In a release this morning, Cumulus also confirmed that a deal is in the works to purchase Citadel Communication for $37.00 per share.

Here's the full Cumulus Release

Cumulus Media today confirmed that Cumulus and Citadel Broadcasting Corporation (Citadel) have entered into an exclusivity agreement to negotiate a merger agreement under which Cumulus would acquire all of the outstanding common stock and warrants of Citadel at a price of $37.00 per share. Citadel owns and operates 225 radio stations in over 50 markets and also operates the Citadel Media business, which is among the largest radio networks in the US.

Under the terms of Cumulus proposal, the payment received by Citadel shareholders would consist of a combination of cash and Cumulus stock for each Citadel share and warrant, with a fixed exchange ratio. Based upon the proposed cash and stock election formula, the $37.00 per share consideration would, on average, be capped at a maximum of $30.00 per share in cash and a maximum of $14.00 per share in Cumulus stock. Based on actual elections made by Citadel shareholders and subject to proration, each Citadel shareholder could individually receive more or less cash or Cumulus stock than these amounts, up to the $37.00 per share total.

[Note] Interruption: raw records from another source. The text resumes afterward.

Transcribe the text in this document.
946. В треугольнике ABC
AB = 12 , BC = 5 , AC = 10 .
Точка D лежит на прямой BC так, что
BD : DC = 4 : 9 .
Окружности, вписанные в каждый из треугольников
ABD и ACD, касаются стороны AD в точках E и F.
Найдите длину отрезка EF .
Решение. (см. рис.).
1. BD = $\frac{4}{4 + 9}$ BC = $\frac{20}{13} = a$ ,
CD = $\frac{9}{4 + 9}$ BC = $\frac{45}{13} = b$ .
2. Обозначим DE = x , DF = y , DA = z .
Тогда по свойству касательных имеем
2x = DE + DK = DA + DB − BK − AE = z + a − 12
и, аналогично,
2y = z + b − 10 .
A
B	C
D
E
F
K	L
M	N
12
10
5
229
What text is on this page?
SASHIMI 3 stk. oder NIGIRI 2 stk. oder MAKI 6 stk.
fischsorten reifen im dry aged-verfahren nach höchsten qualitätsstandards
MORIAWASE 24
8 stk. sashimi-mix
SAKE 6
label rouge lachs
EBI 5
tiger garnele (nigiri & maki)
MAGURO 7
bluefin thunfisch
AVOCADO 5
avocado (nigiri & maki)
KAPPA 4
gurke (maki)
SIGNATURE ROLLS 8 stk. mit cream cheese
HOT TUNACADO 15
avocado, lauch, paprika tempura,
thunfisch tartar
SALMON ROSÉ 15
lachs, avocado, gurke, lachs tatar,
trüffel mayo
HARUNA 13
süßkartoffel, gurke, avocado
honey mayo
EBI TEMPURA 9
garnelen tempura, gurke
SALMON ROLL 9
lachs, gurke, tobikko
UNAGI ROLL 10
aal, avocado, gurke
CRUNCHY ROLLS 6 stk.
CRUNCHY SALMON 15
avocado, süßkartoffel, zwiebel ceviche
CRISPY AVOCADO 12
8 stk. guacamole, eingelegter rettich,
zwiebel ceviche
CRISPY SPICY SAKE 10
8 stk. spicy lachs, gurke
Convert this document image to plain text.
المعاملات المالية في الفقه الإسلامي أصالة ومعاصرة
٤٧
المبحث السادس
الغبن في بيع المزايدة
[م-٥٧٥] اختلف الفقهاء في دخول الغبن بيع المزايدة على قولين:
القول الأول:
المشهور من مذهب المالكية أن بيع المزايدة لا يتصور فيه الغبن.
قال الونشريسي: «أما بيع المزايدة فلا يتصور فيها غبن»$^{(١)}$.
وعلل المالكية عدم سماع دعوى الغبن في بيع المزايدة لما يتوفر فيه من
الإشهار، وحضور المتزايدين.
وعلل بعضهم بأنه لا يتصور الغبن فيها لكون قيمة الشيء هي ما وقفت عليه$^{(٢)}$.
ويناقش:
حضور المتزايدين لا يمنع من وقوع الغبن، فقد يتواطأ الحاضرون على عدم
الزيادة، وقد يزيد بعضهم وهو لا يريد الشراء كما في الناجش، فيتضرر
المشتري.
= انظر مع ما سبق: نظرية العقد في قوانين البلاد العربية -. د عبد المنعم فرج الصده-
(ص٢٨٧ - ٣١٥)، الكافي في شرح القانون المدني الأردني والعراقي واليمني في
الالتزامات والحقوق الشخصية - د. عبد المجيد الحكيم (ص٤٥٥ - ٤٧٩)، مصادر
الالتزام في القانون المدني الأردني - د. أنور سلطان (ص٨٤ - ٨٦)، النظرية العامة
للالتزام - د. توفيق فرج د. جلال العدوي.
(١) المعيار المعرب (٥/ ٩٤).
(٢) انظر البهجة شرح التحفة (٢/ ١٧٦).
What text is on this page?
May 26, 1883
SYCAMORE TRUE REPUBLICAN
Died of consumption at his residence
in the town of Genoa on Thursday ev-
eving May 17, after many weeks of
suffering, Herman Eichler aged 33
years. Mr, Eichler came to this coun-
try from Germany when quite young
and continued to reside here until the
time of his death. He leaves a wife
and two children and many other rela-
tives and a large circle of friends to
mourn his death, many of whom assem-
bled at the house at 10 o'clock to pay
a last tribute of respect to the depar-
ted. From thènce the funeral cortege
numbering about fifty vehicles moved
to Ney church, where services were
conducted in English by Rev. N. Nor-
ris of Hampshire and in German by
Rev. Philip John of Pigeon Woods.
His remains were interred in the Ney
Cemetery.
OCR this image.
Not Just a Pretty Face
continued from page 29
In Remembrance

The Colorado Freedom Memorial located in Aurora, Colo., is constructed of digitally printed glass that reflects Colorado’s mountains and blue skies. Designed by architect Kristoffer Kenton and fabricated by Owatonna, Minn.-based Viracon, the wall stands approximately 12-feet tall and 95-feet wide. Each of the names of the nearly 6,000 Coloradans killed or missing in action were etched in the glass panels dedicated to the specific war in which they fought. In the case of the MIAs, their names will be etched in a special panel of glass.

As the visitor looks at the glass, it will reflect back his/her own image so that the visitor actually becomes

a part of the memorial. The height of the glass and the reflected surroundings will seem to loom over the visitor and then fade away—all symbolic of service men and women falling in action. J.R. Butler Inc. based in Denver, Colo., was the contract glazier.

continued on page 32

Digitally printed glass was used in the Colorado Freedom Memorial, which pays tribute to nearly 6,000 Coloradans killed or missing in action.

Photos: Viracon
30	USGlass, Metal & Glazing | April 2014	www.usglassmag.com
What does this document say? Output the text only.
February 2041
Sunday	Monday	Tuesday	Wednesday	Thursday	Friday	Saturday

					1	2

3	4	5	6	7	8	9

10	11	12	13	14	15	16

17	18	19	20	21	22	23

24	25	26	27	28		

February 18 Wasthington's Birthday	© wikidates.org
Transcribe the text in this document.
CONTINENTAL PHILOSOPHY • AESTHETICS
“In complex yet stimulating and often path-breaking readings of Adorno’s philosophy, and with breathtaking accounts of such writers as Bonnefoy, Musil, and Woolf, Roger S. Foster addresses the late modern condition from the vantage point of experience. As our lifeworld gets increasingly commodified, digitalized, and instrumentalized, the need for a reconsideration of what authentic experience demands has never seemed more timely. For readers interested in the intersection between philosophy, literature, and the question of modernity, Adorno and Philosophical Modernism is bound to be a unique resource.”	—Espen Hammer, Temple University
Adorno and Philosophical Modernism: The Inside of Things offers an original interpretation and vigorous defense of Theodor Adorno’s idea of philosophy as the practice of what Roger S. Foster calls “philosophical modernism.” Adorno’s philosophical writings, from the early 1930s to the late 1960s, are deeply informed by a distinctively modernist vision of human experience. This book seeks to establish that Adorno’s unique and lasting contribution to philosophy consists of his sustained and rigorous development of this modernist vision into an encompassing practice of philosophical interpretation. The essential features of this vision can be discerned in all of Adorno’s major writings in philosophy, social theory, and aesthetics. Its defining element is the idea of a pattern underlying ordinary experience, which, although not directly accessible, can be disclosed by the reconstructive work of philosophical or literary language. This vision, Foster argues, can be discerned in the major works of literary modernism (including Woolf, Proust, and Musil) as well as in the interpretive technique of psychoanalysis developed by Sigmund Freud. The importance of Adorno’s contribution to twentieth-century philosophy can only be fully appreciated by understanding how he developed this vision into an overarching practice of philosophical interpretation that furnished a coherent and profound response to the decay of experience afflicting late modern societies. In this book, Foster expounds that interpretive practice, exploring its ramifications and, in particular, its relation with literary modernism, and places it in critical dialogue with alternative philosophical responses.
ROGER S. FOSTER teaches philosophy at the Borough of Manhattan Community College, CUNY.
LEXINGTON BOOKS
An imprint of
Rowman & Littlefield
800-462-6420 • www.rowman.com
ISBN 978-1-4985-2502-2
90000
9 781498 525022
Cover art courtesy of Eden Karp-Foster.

Cumulus expects to fund the cash portion of the purchase price with up to $500 million in equity financing from Crestview Partners and Macquarie Capital, and the remainder through debt financing to be led by UBS Investment Bank and Macquarie Capital. Cumulus, which previously announced the pending acquisition of the remaining equity interests that it does not currently own in Cumulus Media Partners LLC (CMP), also expects to complete a refinancing of all of the outstanding debt of Cumulus, CMP and Citadel as part of the proposed transaction.

Cumulus anticipates that the transaction, after giving effect to anticipated synergies, will be accretive relative to Cumulus current Adjusted EBITDA trading multiple.

After giving effect to the proposed acquisition, Cumulus would own 570 radio stations across approximately 120 US markets.

A combination of Cumulus and Citadel, together with CMP, would provide Cumulus with:

A truly national platform with approximately 120 US markets, including 8 of the top 10 markets;
A balance sheet with lower overall leverage and a simplified capital structure;
A significantly enhanced equity market capitalization for Cumulus, which would provide greater trading liquidity and strategic flexibility;
The scale necessary to effectively compete and invest in the local digital media marketplace; and
A network for the syndication of content and technology assets.
Execution of a definitive merger agreement with Citadel is subject, among other things, to completion of due diligence and financing arrangements. There can be no assurance the parties will reach a definitive agreement or, if an agreement is reached, that a transaction will be completed or on what terms. Any transaction would be subject to the approval of each companys board of directors, as well as obtaining regulatory and shareholder approvals, and other customary conditions.

UBS Investment Bank and Macquarie Capital are acting as financial advisors, and Jones Day is acting as legal counsel, to Cumulus in the transaction. JPMorgan Securities LLC and Lazard are acting as financial advisors, and Weil Gotshal & Manges LLP is acting as legal advisor, to Citadel.